Compliance Risk arises from violations of laws, regulations, codes of conduct, and standards of practice. It can impact an organization’s ability to operate, potentially leading to legal penalties, loss of finances, and a decrease in reputational standing among other things.
Even if your business is completely lawful and ethical in its own operations, it can still be exposed to compliance risk by – for example – associating with another business that has been identified on sanctions lists or other international watch-lists.
There are steps companies can take to screen against hits on sanctions lists, but what we are seeing with the Russian sanctions specifically, is that it goes a little deeper than just the name of an entity or individual on a list. Russian sanctions include narrative and sectoral sanctions, which basically means that if an individual is on a watch-list, not only can an organization not associate with them, they also cannot associate with any company or affiliation under the individual’s name. As such, not only does an organization have to vet the subject against the list, they must also be aware of the individual’s footprint in the world.
Economic & Political Risk occurs when conditions such as government regulation, exchange rates, and political stability will affect an investment or the profitability of a business.
According to the World Economic Forum, the biggest economic risks of today have been formed out of the aftermath of the Global Financial Crisis of 2008. Among the top risks are unemployment/underemployment issues, social instability, state crisis, and large-scale migration. For example, public discontent is on the rise in Venezuela where demonstrations against corruption have been taking place. This may pose a risk to organizations and personnel operating in the area.
Reputational Risk is the threat of loss as a consequence of damages to an organization’s reputation, i.e. in lost revenue, increased costs, decreased shareholder value, etc. or as a result of an adverse or criminal event. A company’s reputation may help or hinder them in acquiring business partners.

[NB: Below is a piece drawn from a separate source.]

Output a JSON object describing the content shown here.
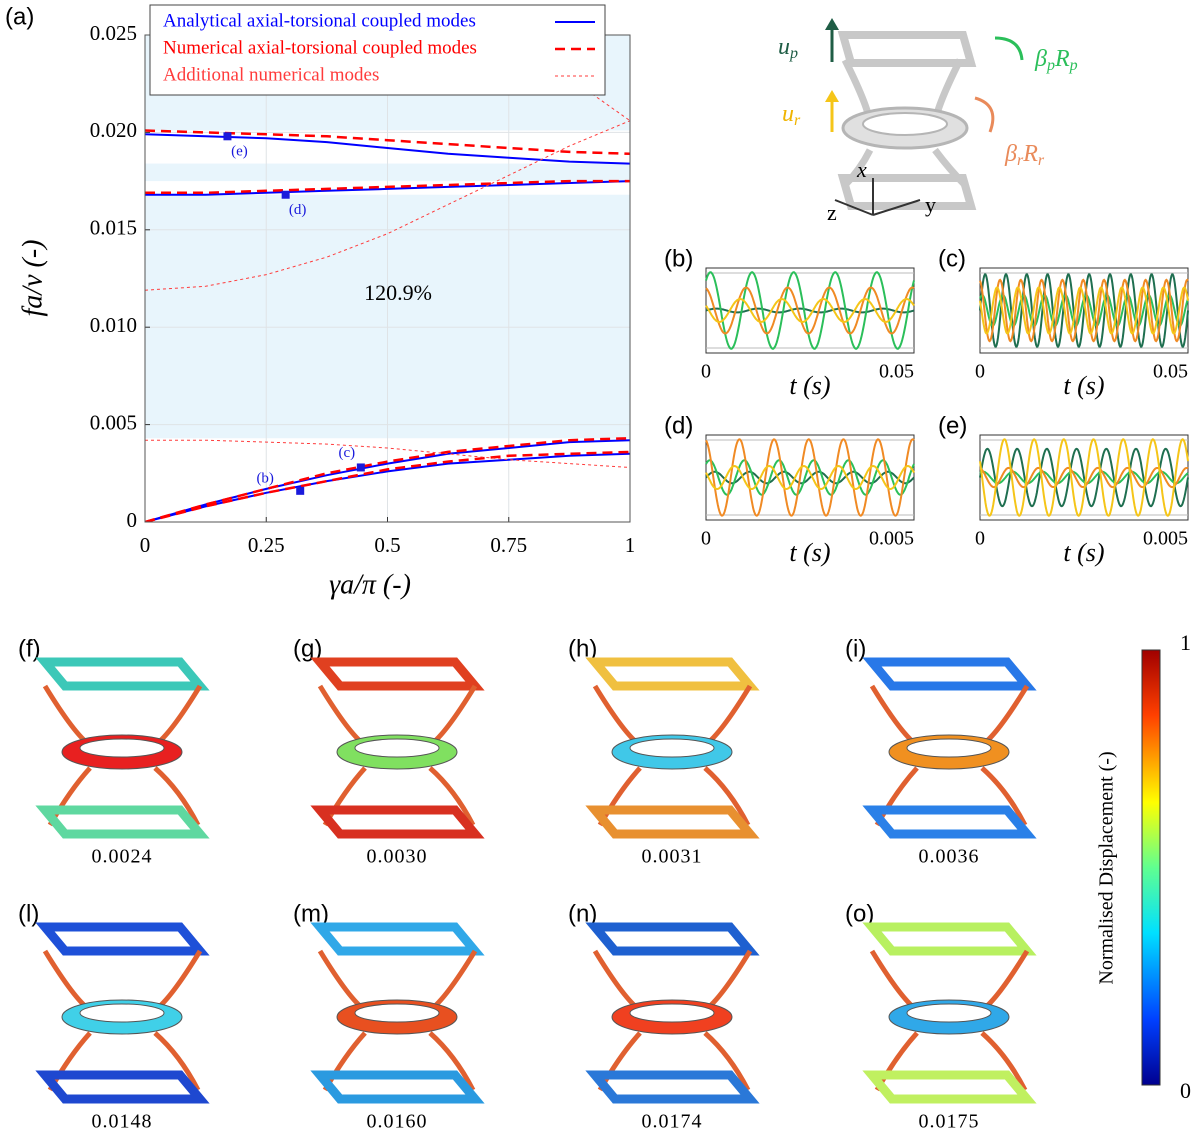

A real world example of reputational risk is the damage that was done to Shell when it overstated its proven oil and gas reserves. The problem arose from Shell’s own interpretation of proven reserves being different from that of regulators, and over time that created a large rift. After the company announced that it would be starting a review, shareholders were concerned about the value of their investment and brought in the SEC and FSA to look at the stated reserves in more detail. What they found was that the figures were incorrect – up to 20% less than what Shell had previously reported.
What did Shell do right in this circumstance? Their cooperation with regulators in terms of opening their books ultimately helped to limit the size of the fines. However, what Shell should have done different was to own up to the error quickly, rather than letting it carry out for an extended period of time.
Furthermore, there was more reputational damage done when the considerable size of the severance packages to the Chairman and Head of Exploration was discovered. Giving huge payoffs to them seemed more like a reward than a punishment, which further deteriorated shareholder trust.